The vote was widely seen as a Greek referendum on staying in the euro, the currency used by 325 million people across 17 countries in Europe. The possibility of a “no” vote caused near-panic in world markets, with analysts warning that the collapse of the euro would cost $1 trillion. …

Samaras said he would build a government of “parties that believe in the nation’s European orientation, that believe in the euro.”

A minority government would be a bad outcome, and the harbinger for more instability. Having Syriza as part of a governing coalition might have been worse, however. The socialists don’t want to take the necessary steps to reform Greece’s debt overhang, which is what has driven the crisis; in fact, they thought that they’d get a lot more Greeks to agree with them on that point.  It’s a mildly optimistic sign that Syriza might have made itself irrelevant, at least for the moment, especially if Samaras can form a majority government that will hold together on real reform measures.

Not everyone shares that view, of course.  At The Fiscal Times, Patrick Smith laments Syriza’s hardline position and says that the real reform target should be Europe rather than Greece:

Samaras himself is also a worry. A right-wing nationalist by sentiment, he stood squarely against Greece’s first international bailout, in 2010. Even in his own party, senior business executives say he has little grasp of Europe or the restructuring plan to which Greece has submitted. The hope is that he can be persuaded to step aside in favor of a leader who can build the “government of national unity” numerous Greek politicians are now calling for.

The remaining question on the ground in Athens is Syriza, or the Coalition of the Left. Although it finished second on Sunday, the results are considered an immense step forward for the party and its leader, 37-year-old Alexis Tsipras. With 71 seats in the 300-seat legislature, it now has an influential political presence in government for the first time. This should not be underestimated.

Countless news reports have demonized Tsipras and said Syriza wants to “tear up” the bailout agreement, but this is a misreading. As Tsipras wrote in the Financial Times last week, Syriza endorses a version of the growth-and-stability blueprint the rest of Europe has been talking about since the election of François Hollande as France’s president in May. Counting minor parties, that is what 46 percent of Greeks voted for.

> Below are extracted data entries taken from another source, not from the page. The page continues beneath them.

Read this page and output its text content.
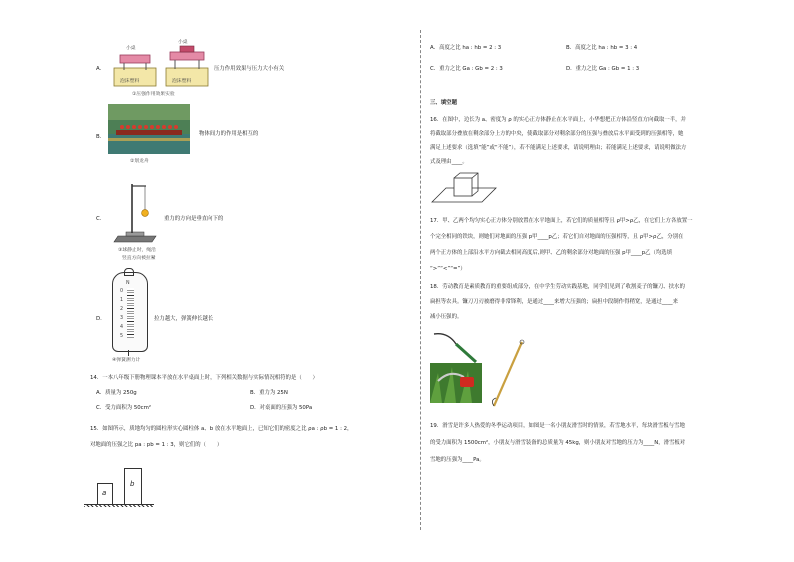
A.
小桌
小桌
泡沫塑料	泡沫塑料
压力作用效果与压力大小有关
①压强作用效果实验
B.	物体间力的作用是相互的
②划龙舟
C.	重力的方向是垂直向下的
③球静止时，绳沿
竖直方向被拉紧
D.
N
0
1
2
3
4
5
拉力越大，弹簧伸长越长
④弹簧测力计
14．一本八年级下册物理课本平放在水平桌面上时，下列相关数据与实际情况相符的是（　　）
A．质量为 250g	B．重力为 25N
C．受力面积为 50cm²	D．对桌面的压强为 50Pa
15．如图所示，质地均匀的圆柱形实心圆柱体 a、b 放在水平地面上，已知它们的密度之比 ρa : ρb = 1 : 2，
对地面的压强之比 pa : pb = 1 : 3，则它们的（　　）
a
b
A．高度之比 ha : hb = 2 : 3	B．高度之比 ha : hb = 3 : 4
C．重力之比 Ga : Gb = 2 : 3	D．重力之比 Ga : Gb = 1 : 3
三、填空题
16．在图中，边长为 a、密度为 ρ 的实心正方体静止在水平面上，小华想把正方体沿竖直方向截取一半，并
将截取部分叠放在剩余部分上方的中央，使截取部分对剩余部分的压强与叠放后水平面受到的压强相等，她
满足上述要求（选填“能”或“不能”），若不能满足上述要求，请说明理由；若能满足上述要求，请说明做法方
式及理由____。
17．甲、乙两个均匀实心正方体分别放置在水平地面上，若它们的质量相等且 ρ甲>ρ乙，在它们上方各放置一
个完全相同的铁块，则她们对地面的压强 p甲____p乙；若它们自对地面的压强相等，且 ρ甲>ρ乙，分别在
两个正方体的上部沿水平方向截去相同高度后,则甲、乙的剩余部分对地面的压强 p甲____p乙（均选填
“>”“<”“=”）
18．劳动教育是素质教育的重要组成部分，在中学生劳动实践基地，同学们见到了收割麦子的镰刀、扶水的
扁担等农具。镰刀刀刃被磨得非常锋利，是通过____来增大压强的；扁担中段制作得稍宽，是通过____来
减小压强的。
19．滑雪是许多人热爱的冬季运动项目，如图是一名小朋友滑雪时的情景，若雪地水平，每块滑雪板与雪地
的受力面积为 1500cm²，小朋友与滑雪装备的总质量为 45kg，则小朋友对雪地的压力为____N，滑雪板对
雪地的压强为____Pa。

Except, of course, that what Hollande wants is even more borrowing and stimulus spending — and Syriza isn’t even on board with what Hollande proposed, only “a version” of it.  Borrowing and stimulus spending put Greece in the position it finds itself in today … and Spain, Italy, Ireland, and Portugal, too, as well as the US.

In the end, the real lesson is that sharing one currency between a number of sovereign nations with wildly different senses of fiscal discipline is a bad idea.  Europe might be able to patch a solution together for the short term, but the long term solutions have to involve either separate currencies or one political sovereign in Europe, and that is exactly what the varied cultures and peoples of Europe have spent millennia fighting to prevent.